Is the Noether Current \(M^{\mu;\nu\rho}\) Conserved in Klein-Gordon Theory?

[Orodruin]

Let me quote your earlier statement:

an index appearing up and down is summed over by Einstein's convention. it is therefore a dummy index and can be replaced by any other letter

You are renaming indices, not swapping them - $\alpha$ only changes sign when you swap indices.

Edit: This may be easier to understand if you do the following renaming in the first term $\rho \to \sigma$, $\nu\to \tau$ and also do the renaming $\rho \to \tau$, $\nu\to \sigma$ in the second, which makes it easier to see that it is only a question of renaming and not of swapping.

 

[Dixanadu]

Yea I knew you'd say that, that's cos I was being vague. Here's what I mean:

Transposing alpha: $\alpha_{\rho\nu}x^{\nu}T^{\mu\rho} \rightarrow -\alpha_{\nu\rho}x^{\nu}T^{\mu\rho}$, we agree so far !

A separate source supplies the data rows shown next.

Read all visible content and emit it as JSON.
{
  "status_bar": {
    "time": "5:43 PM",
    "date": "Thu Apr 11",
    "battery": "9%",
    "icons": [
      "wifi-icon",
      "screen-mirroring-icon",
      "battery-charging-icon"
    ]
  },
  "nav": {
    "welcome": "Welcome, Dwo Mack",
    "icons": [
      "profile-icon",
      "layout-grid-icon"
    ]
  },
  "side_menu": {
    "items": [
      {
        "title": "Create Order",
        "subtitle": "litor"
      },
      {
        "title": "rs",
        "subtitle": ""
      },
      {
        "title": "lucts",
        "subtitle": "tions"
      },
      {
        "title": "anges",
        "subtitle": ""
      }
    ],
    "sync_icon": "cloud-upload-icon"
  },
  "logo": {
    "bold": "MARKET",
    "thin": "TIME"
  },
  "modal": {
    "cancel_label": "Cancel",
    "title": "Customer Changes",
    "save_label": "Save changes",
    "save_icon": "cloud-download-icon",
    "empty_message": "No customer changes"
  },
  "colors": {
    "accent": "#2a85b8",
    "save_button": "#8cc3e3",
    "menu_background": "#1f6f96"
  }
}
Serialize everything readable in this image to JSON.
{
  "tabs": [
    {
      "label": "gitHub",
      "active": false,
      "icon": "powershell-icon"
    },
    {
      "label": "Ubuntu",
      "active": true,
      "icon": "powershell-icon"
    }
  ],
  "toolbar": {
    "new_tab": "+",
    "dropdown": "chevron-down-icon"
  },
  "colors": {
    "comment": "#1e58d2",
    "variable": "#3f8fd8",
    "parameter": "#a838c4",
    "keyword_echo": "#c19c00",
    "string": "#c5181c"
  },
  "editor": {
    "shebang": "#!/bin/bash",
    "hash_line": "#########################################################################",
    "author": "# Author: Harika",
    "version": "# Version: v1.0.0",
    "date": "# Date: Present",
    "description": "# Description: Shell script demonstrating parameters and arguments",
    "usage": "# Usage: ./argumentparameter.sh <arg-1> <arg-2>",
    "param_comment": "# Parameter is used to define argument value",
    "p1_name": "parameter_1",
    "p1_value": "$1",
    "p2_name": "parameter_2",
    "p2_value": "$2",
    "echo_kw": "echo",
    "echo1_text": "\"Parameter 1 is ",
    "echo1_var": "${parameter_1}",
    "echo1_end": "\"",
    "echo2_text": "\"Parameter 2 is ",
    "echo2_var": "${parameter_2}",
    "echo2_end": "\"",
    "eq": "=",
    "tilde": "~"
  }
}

Okay but now instead of transposing the indices (instead of "swapping" them), I am gona rename them as they are being summed. I can do that right? This way I'll get:

$\alpha_{\rho\nu}x^{\nu}T^{\mu\rho} \rightarrow \alpha_{\nu\rho}x^{\rho}T^{\mu\nu}$

Is this what you mean...?

 

[Orodruin]

Yes, nothing has changed, only the name of dummy indices that are being summed over.

 

[Dixanadu]

Okay so moving further on from there, (this might sound stupid) but how do I factor out the alpha without changing the sign in the bracket?

 

[Orodruin]

What do you get after renaming the dummy indices in the second term?

 

[Dixanadu]

I think I skipped a beat. I get alpha with the same indices as the first term. So I have

$J^{\mu}=-\frac{1}{2}\alpha_{\rho\nu}(x^{\nu}T^{\mu\rho}-x^{\rho}T^{\mu\nu})$...is this the long awaited answer?

 

[Dixanadu]

Well doctor, I'm pretty sure this is it - if It's not then I got no idea. I'm gona stick with this. I don't know how to thank you for your help and patience. You rock :D thank you!

 

[Orodruin]

Now note that this has to be a Noether current regardless of $\alpha_{\rho\nu}$, which means that what is inside the parentheses must be the general conserved current (the difference from the expression you started with is that now the expression in the parentheses is also asymmetric in $\nu$ and $\rho$ and you can therefore just read off the current - the alternative is to do what I described earlier with picking a particular transformation).